Kerry ran after her with a blanket to wrap around her shoulders despite the fact it wasn’t actually cold.
“Let me do this,” Erika told Kerry. “I’ll be fine.”
Kerry pressed her lips together but stepped aside. “If you head for Main Street—”
“I’ll find it,” Erika dismissed the offered directions.
“Just… be careful.”
Erika walked. She stopped at the ends of sidewalks and waited for cars to pass and the light to turn. She didn’t flinch when dogs barked at her from behind their fences and ignored a group of teens gathered outside a fast food place jeering at her and smacking one another on their arms and backs as though they’d accomplished something.
She checked her watch and waited closing her eyes.
There it was; ten, perfectly-spaced, deep tones that resonated with her bones. She turned and adjusted her path.
Her steps were small but determined. It wasn’t as silent as she’d always thought. The noise from televisions slipped through open windows, the light peeking through the cracks in shades and blinds. There were insects out and about as well as the bats, electric zappers, and other nocturnal beings that caught and devoured them. Cars idled at intersections and then sped off when the spectrum shifted.

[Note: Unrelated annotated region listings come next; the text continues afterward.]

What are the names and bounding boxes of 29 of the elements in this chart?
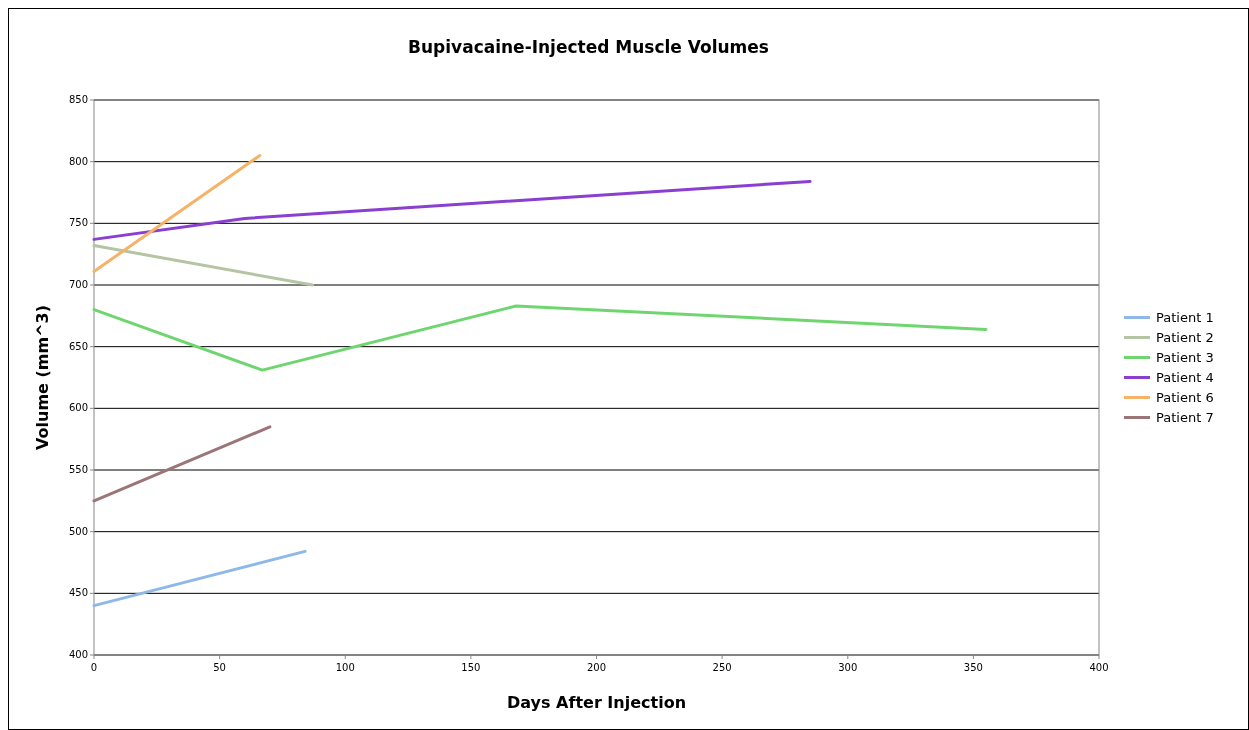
legend-label: Patient 6 [1156,389,1214,405]
x-tick-label: 0 [90,662,98,673]
y-tick-label: 750 [68,217,88,229]
x-tick-label: 400 [1089,662,1109,673]
chart-title: Bupivacaine-Injected Muscle Volumes [408,37,769,57]
legend-label: Patient 4 [1156,369,1214,385]
y-tick-label: 850 [68,94,88,105]
y-tick-label: 450 [68,587,88,599]
line-series [92,304,988,372]
x-tick-label: 50 [213,662,226,673]
legend-label: Patient 2 [1156,329,1214,345]
y-tick-label: 700 [68,279,88,290]
y-tick-label: 550 [68,464,88,475]
x-tick-label: 250 [712,662,732,673]
x-axis-title: Days After Injection [506,693,687,712]
y-tick-label: 650 [68,340,88,352]
y-tick-label: 800 [68,155,88,167]
legend-label: Patient 1 [1156,309,1214,325]
x-tick-label: 150 [461,662,481,673]
y-tick-label: 600 [68,402,88,414]
legend-label: Patient 7 [1156,409,1214,425]
y-tick-label: 500 [68,525,88,537]
x-tick-label: 200 [586,662,607,673]
y-axis-title: Volume (mm^3) [33,305,52,450]
legend-label: Patient 3 [1156,349,1214,365]
y-tick-label: 400 [68,649,88,660]
x-tick-label: 350 [963,662,983,673]
x-tick-label: 100 [335,662,355,673]
x-tick-label: 300 [838,662,858,673]
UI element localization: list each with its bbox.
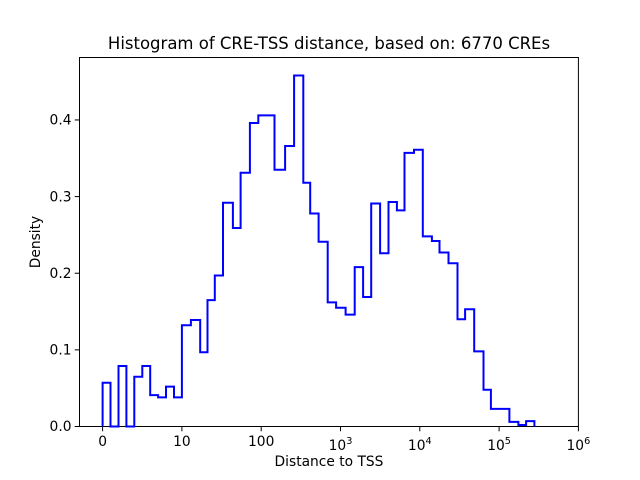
- y-tick-label: 0.4: [50, 113, 72, 129]
- x-tick-label: 104: [408, 436, 432, 454]
- density-step-line: [101, 74, 536, 428]
- x-tick-label: 105: [487, 436, 511, 454]
- x-tick-label: 106: [567, 436, 591, 454]
- x-tick-label: 0: [98, 434, 107, 450]
- y-tick-label: 0.0: [50, 419, 72, 435]
- y-tick-label: 0.3: [50, 189, 72, 205]
- x-tick-label: 103: [329, 436, 353, 454]
- y-tick-label: 0.1: [50, 343, 72, 359]
- y-tick-label: 0.2: [50, 266, 72, 282]
- plot-area: 0 10 100 103 104 105 106 0.0 0.1 0.2 0.3 0.4: [50, 57, 591, 454]
- plot-border: [79, 57, 579, 427]
- y-axis-label: Density: [28, 216, 44, 268]
- x-tick-label: 10: [173, 434, 191, 450]
- chart-title: Histogram of CRE-TSS distance, based on:…: [108, 34, 550, 53]
- x-tick-label: 100: [248, 434, 274, 450]
- x-axis-label: Distance to TSS: [275, 454, 384, 470]
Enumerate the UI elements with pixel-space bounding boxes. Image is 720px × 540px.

Knowing all this made the bells that much more impressive. They cut through all the nonsense and made themselves heard, made their presence felt. And yet for so many they faded into the background too.
Erika stopped and waited again ignoring the woman who spotted her through her front window and came out to ask if she was lost. Erika held up a hand, confusing the woman until she started; eleven.
“No, I’m not lost,” Erika whispered as she started walking again; she was close.
Most everything was dark when she finally found the church. Only the streetlamps and the headlights from a solitary car competed with the moon and stars to light Erika’s way.
It was different this time. They started early—five minutes before the hour; they had a whole song to get through before the day officially ended.
Erika stared up at the bell tower and smiled. She wondered if they played the same song every time or if the unseen Quasimodo changed it from night to night.
Tears of triumph trickled down her face with the tolling of each of the twelve bells welcoming the new day.